Старик пристально посмотрел на него.
— Ты перестанешь трахать мисс Даусон?
— Уже перестал.
— Тогда я нашел для тебя идеальное место. Где живут наши люди. — Он улыбнулся, чиркнул спичкой, раскурил сигару, выпустил облако дыма. — Здесь. Город Рэндл, штат Техас.
— Вы, должно быть, шутите, — удивился Пастырь. — В городе уже есть две церкви, и каждой из них с трудом удается держаться на плаву. Ходит-то в каждую не больше трех тысяч человек.
Старик покачал головой.
— Ты кое-что забываешь. Во-первых, это мой город, и здесь сделают все, что я захочу. Во-вторых, мы создаем церковь не для Рэндла. Для всей страны.
— Но людям придется приезжать сюда. А ходит в Рэндл лишь один автобус в день.
— Твое дело — проповеди. А остальное предоставь мне.
Они к тебе приедут.
Только во втором часу ночи «мерседес» высадил Пастыря у его фургона. Он постоял, посмотрел на небо. В иссиня-черном небе Техаса ярко сияли звезды.
— Я испуган, Господь мой, — громко воскликнул Пастырь. — Я не знаю, куда Ты меня ведешь, но я верю, что Ты меня защитишь. И все равно я не могу перебороть страх.
Он прислушался к молчаливому небу, затем глубоко вдохнул.
— Я не хочу выглядеть сомневающимся или богохульствующим, Господь мой, но я простой человек, который хочет лишь одного: нести людям Евангелие, как приказал Твой Сын. Я умоляю Тебя, Господь мой, дай мне знак, чтобы я знал, что мне предстоит Твоя работа, и дьявол-искуситель не уводит меня с пути истинного.
Он ждал, вглядываясь в ночное небо, и уже собрался подняться по ступенькам в фургон, когда увидел, как пламенеющая звезда пересекла небеса над его головой и скатилась за горизонт. У него перехватило дыхание, тело обдало жаром. Вторая звезда повторила путь первой, а когда она исчезла, третья падающая звезда, размерами и яркостью превосходившая своих предшественниц, на мгновение зависла над его головой, прежде чем продолжить свой полет.

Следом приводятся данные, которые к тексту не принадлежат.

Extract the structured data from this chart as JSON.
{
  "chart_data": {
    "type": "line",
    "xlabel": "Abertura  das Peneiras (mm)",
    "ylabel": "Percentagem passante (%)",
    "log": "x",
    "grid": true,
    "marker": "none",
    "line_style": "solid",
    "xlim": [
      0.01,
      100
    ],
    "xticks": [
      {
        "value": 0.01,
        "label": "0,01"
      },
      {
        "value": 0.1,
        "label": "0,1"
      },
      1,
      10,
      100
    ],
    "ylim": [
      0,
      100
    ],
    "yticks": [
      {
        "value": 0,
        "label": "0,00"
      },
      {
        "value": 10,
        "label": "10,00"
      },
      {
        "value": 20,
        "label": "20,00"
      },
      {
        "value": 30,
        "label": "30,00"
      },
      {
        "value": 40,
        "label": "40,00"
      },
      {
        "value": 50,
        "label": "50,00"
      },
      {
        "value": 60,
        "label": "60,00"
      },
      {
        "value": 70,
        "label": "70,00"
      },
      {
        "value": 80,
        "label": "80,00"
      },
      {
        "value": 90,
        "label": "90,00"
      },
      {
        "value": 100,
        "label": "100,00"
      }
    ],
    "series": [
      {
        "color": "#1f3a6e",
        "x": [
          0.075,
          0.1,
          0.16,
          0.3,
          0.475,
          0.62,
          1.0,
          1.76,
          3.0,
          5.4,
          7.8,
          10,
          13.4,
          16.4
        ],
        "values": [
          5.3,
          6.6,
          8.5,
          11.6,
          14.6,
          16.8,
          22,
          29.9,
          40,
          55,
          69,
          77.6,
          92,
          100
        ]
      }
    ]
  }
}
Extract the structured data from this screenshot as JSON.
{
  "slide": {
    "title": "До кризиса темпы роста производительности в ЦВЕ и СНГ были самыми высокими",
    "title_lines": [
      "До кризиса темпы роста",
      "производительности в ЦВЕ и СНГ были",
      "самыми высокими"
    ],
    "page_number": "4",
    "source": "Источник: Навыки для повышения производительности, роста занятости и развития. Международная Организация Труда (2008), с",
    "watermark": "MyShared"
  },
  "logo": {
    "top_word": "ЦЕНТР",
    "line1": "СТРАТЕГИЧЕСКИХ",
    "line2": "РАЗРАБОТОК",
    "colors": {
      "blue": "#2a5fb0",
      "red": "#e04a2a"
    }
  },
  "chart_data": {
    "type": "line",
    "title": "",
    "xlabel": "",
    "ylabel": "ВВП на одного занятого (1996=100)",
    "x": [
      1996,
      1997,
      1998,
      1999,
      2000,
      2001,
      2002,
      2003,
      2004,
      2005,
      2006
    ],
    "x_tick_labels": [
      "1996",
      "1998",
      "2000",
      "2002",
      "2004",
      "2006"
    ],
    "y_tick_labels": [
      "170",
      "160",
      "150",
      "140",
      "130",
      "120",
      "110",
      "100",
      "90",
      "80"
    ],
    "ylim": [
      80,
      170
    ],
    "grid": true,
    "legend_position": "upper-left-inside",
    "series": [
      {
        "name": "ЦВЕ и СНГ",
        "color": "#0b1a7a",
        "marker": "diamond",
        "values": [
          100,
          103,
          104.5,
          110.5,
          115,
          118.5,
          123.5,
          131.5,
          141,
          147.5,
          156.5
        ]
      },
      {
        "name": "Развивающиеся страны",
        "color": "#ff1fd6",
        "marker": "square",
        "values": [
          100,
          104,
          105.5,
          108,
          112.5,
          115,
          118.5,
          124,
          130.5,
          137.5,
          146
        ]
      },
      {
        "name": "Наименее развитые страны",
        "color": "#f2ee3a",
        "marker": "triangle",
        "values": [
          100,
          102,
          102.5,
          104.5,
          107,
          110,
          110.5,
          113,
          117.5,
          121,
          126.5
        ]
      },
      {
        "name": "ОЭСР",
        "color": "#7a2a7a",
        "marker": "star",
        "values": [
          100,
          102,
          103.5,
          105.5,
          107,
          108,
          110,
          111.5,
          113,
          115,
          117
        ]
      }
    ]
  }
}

Пастырь почувствовал, как по его щекам катятся слезы, упал на колени. Сцепил руки перед грудью и поник головой. Три звезды воспылали над ним. Он узнал их. Отец, Сын и Святой Дух. Они пришли, чтобы поддержать его.
— Благодарю, Господь мой, — молился Пастырь. — Прости меня за страхи и сомнения. Больше я не боюсь. Я пожертвую жизнью, чтобы выполнить предначертанное тобой и понесу людям слово Твое, как завещал Сын Твой Иисус Христос, умерший на кресте за мои грехи и грехи всего человечества. Благодарю, Господь мой. Аминь.
Потом он встал, чувствуя необычайный прилив сил. Все стало ясным и понятным. С легкой улыбкой на губах Пастырь поднялся по ступенькам, открыл дверь фургона.
Беверли и Джо играли за столом в карты. Перед Беверли уже громоздилась горка монет. Джо как раз с досадой бросил карты. Беверли пододвинула к себе монетки, лежавшие между ними.
Джо взглянул на Пастыря.
— Этой даме палец в рот не клади. Не играй с ней в карты, она обдерет тебя как липку. Пастырь вроде бы и не слышал его. Рассеянно кивнул, повернулся и прошел к своей койке, на ходу задернув занавеску. Он взял с полки Библию, сел на койку, но не успел открыть ее, как занавеска отдернулась.
Джо и Беверли с тревогой смотрели на него.
— С тобой все в порядке? — озабоченно спросил Джо.
Глаза Пастыря затуманились, словно он смотрел в далекий мир, невидимый никому другому.
— Мы будем строить здесь церковь.
Джо вытаращился на него.
— Только еще одной церкви и не хватает этому дерьмовому городку. Да они не могут прокормить те две, что у них уже есть.
Пастырь молчал.
— Рэндл загипнотизировал тебя своими деньгами, — продолжил Джо. — Но его денег недостаточно. Церкви нужны прихожане, а их тут нет.
— Я это знаю, — ответил Пастырь.
— Тогда не дури. Если он хочет дать тебе деньги на строительство церкви, надо строить ее там, где у нас будет шанс выжить.
Пастырь посмотрел ему в глаза.
— Бог хочет, чтобы ее построили здесь. Здесь мы ее и построим.
— Откуда такая уверенность, что Бог этого хочет? — не унимался Джо. — Он сам сказал тебе об этом?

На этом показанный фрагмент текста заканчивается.